I have just finished recovering data from two failed Maxtor drives. One is a customer’s PC, the other one’s mine.
I bought my customer a Western Digital, as Microbytes were short on Seagate drives, and Western Digital is pretty reliable as far as I am concerned, as I only needed to replace 3, compared to 10+ Maxtor drives. As I mentionned in an earlier post, they were pretty adamant about me trying to save their backed-up data, and the fact that I didn’t feel like going through another windows installation, so I set out to attempt a Norton Ghost clone. I have used Norton Ghost in the past, to clone my dad’s drive last summer when it failed (yes, it was a Maxtor). I tried the latest Norton, version 10, and I didn’t like it much, so I reverted to the 2003 bootable floppy. I really don’t know what the hell they did to version 10, but it seems like the interface was so bloated and dumbed-down that even I could not understand it. Finally I found an option that allows me to run the old version of it, which I am familiar with, but I reverted to the previous version because the boot CD took about 15 minutes to load somekind of a Windows kernel that reboots every 24 hours.

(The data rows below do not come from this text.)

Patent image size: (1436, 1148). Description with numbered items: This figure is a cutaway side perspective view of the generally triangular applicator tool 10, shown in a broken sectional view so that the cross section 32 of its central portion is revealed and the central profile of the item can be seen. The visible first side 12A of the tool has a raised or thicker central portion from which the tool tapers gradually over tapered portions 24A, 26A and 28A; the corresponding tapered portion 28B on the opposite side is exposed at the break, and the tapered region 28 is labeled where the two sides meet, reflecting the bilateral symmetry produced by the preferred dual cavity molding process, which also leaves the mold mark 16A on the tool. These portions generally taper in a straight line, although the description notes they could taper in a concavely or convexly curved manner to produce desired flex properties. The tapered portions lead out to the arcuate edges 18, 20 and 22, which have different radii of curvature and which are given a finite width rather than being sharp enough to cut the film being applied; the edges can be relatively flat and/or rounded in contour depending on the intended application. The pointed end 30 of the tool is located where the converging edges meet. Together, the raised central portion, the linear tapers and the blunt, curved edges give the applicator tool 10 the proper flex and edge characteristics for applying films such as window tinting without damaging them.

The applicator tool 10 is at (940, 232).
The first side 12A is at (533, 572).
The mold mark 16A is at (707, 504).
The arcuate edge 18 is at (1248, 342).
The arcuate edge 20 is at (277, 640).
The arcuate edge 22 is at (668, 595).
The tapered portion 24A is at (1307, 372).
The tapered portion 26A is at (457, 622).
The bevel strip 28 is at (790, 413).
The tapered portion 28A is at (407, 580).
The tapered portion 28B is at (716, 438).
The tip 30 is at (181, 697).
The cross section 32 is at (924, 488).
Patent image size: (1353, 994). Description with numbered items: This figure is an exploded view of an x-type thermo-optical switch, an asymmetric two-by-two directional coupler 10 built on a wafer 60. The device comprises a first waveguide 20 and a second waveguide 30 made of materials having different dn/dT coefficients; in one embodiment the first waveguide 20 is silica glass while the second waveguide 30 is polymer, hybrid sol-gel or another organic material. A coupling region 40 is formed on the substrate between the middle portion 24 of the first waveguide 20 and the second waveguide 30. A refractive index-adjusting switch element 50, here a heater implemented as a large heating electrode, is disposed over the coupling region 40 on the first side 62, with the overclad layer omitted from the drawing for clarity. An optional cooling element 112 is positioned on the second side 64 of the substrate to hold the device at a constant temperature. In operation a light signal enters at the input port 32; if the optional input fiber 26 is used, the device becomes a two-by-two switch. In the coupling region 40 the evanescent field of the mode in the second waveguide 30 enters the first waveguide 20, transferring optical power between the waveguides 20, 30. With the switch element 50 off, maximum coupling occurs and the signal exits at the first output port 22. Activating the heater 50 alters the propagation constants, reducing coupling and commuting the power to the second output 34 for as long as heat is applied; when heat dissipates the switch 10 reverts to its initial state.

Anyway, I pop in the Ghost 2003 boot floppy and boot up the machine. It did not work, so I enabled the “Forces to continue cloning even if source contains bad clusters.” option, started the cloning and went to bed. The next morning a “Cloning successful” message appears. I turn off the machine and pop out the old Maxtor, and it starts up normally. I run a scandisk just to see if everything is good, and it seems pretty good.
As for my drive, things were a little more difficult, due to errors in reading the Master File Table. So, I try a couple of times, and it ended up seeing the drive instead of closing. I enable the same option to continue cloning even if there are bad clusters. I wake up at night and decide to check out the progress, and I find a message informing me that the MFT is corrupt. Yes I know, so it continues. The next morning, it still ain’t finished, so I go back to bed. Then when I woke up again around noon, the cloning was complete. In disbelief, I put it in my comp. Windows recognizes it, asks to reboot and perforns a CHKDISK to clean up the file table. It reboots, and I find out that most of my data was safe. So that means I will be shipping that drive back to Maxtor today.
So, if you need to clone an ailing drive, Norton Ghost is the tool. Obviously, it’s not a replacement for a backup!